Tate & Lyle is a global provider of corn-based sweeteners, starch ingredients and sucralose zero-calorie sweetener. The core business going forward is its specialty ingredients arm, Food & Beverage Solutions, which produces sweeteners, texturisers, fibres and stabilisers for beverages and dairy products, soups, sauces and dressings.

Concerns over cost inflation and the complexity of the business separation have weighed on sentiment towards Tate & Lyle, but the split will result in a sharper focus on fast growing, higher margin operations and allow Tate & Lyle to accelerate investment in innovation.

The company will split into two during the first quarter of calendar 2022, then pay a special dividend of around £500 million. Although the refocused, new-look Tate & Lyle plans to reduce the dividend to reflect the reduced earnings base, the payout ratio and progressive dividend policy will  be maintained.

Robust first half results (4 Nov) for new Tate showed adjusted pre-tax profit up 20% to £85 million. Food & Beverage Solutions delivered double-digit organic growth across all regions, while revenue from new products rose by almost 50%. The results also confirmed that Tate & Lyle is managing cost pressures through price increases and productivity measures.

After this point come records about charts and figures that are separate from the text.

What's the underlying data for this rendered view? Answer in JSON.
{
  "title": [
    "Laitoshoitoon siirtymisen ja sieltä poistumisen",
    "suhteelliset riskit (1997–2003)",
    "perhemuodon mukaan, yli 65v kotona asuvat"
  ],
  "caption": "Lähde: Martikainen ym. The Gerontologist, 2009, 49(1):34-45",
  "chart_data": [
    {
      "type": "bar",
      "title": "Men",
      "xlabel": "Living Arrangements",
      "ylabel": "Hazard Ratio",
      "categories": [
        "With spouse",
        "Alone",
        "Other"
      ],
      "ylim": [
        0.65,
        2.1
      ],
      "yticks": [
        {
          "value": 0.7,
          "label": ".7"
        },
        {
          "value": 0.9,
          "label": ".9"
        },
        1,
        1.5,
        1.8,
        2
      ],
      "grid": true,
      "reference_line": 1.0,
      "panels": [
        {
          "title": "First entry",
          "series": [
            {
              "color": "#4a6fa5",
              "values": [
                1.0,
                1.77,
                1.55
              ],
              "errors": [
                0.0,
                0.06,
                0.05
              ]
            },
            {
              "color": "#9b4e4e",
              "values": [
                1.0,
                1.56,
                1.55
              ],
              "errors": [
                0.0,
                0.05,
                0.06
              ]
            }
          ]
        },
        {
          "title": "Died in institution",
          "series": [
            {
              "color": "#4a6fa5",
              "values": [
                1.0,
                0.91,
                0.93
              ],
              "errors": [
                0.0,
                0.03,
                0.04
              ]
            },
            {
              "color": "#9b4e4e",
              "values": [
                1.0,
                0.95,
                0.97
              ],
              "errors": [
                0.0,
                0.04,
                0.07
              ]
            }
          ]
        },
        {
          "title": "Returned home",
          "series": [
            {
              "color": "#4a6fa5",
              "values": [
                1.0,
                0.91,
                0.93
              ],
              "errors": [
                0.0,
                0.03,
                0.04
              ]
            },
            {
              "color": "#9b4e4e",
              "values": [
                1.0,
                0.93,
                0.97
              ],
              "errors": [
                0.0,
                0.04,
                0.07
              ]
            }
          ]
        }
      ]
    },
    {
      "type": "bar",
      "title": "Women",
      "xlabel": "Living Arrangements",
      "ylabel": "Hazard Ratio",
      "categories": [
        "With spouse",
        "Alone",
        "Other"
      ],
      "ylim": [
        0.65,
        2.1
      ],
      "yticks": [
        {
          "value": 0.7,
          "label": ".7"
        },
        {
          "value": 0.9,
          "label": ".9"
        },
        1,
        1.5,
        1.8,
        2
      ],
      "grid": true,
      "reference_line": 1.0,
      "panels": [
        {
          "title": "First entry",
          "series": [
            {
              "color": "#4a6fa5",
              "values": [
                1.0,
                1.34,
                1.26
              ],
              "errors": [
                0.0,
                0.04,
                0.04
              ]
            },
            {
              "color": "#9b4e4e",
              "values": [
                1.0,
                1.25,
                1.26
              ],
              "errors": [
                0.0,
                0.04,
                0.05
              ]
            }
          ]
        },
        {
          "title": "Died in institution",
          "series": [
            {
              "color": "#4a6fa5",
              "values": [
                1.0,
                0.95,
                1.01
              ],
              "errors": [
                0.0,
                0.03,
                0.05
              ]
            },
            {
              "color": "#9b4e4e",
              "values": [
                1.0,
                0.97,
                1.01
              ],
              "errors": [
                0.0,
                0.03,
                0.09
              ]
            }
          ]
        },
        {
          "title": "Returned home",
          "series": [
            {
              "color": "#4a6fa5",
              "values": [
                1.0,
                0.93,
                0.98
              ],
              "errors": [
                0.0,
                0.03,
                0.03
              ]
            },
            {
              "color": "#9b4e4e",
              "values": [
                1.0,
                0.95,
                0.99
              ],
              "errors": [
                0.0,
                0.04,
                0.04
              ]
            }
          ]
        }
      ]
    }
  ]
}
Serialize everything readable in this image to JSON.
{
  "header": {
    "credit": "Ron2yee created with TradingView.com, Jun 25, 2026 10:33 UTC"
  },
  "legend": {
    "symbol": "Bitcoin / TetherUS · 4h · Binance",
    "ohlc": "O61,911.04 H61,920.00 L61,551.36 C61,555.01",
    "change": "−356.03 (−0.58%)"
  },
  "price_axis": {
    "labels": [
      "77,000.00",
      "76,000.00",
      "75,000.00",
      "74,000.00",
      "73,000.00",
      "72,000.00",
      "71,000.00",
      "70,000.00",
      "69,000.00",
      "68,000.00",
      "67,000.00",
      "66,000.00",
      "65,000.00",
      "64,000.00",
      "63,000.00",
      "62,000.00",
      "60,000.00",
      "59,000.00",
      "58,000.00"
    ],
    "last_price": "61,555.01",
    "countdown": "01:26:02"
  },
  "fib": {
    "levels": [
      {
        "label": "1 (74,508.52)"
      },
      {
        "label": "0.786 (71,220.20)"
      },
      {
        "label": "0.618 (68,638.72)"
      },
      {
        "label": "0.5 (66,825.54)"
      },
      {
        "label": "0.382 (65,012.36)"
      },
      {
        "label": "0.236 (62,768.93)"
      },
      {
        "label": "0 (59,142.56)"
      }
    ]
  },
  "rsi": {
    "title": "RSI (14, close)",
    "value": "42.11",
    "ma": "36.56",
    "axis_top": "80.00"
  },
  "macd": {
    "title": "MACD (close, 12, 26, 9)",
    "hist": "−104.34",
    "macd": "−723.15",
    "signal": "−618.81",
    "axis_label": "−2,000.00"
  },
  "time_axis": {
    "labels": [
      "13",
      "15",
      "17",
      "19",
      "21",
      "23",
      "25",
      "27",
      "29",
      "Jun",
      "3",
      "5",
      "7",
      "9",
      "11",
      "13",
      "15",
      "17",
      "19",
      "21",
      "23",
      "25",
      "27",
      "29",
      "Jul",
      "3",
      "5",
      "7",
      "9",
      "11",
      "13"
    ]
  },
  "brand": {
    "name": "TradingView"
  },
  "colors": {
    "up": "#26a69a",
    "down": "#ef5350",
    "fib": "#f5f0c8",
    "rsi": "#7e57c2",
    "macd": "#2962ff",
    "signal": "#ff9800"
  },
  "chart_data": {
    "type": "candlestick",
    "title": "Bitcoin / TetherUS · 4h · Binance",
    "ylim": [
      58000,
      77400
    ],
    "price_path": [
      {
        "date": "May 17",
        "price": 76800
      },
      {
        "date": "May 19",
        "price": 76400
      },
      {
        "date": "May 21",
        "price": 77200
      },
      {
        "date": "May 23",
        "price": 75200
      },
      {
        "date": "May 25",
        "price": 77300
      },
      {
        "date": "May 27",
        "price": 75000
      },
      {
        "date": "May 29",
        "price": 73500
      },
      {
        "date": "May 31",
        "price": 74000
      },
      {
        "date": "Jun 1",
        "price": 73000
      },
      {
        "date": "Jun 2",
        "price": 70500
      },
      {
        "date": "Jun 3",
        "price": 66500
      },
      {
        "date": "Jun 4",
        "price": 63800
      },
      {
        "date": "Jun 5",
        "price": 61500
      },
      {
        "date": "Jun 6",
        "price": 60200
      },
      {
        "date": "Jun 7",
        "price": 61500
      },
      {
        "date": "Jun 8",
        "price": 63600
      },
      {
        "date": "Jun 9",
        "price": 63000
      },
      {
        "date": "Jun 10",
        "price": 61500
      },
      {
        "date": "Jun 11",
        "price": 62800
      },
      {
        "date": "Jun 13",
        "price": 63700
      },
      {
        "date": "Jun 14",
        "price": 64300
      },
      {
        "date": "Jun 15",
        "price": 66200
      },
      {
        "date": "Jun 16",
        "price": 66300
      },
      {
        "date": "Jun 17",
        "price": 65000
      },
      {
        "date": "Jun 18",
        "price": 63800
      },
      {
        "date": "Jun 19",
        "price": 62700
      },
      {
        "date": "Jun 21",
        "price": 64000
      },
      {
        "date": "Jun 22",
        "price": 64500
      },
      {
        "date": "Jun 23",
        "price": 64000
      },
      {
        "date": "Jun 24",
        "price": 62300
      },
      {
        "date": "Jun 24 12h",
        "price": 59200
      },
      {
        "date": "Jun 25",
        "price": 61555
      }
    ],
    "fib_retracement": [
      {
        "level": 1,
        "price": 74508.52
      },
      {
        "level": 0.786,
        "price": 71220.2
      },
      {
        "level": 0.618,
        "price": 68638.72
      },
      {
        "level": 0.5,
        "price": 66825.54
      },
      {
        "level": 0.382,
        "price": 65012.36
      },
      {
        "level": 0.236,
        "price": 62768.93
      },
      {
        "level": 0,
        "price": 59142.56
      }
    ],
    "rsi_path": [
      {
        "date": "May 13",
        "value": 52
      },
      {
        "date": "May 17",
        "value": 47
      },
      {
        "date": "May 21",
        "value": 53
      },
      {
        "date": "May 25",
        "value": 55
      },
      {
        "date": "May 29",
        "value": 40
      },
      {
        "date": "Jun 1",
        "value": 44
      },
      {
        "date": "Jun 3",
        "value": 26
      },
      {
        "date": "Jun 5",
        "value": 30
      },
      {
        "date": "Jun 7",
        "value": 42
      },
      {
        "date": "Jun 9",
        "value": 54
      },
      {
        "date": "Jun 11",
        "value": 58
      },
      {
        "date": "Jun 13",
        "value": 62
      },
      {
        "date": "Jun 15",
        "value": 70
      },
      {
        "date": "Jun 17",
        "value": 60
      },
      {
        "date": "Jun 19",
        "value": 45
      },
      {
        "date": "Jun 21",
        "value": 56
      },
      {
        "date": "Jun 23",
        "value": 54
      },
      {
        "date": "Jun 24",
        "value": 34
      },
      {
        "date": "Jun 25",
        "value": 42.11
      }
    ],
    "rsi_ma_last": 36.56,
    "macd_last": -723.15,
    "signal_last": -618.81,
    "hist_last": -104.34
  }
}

The trends driving Food & Beverage Solutions’ growth should continue, principally consumers’ demand for healthier foods and drinks that are lower in sugar and calories, with cleaner labels and added fibre. Acquisitions, notably the Sweet Green Fields stevia business, are also helping to accelerate new product revenue growth.

Risks to consider include new Covid variants, which could halt the recovery in out-of-home consumption, as well as dollar weakness, as the bulk of the group’s revenues are generated in the greenback and it reports in sterling.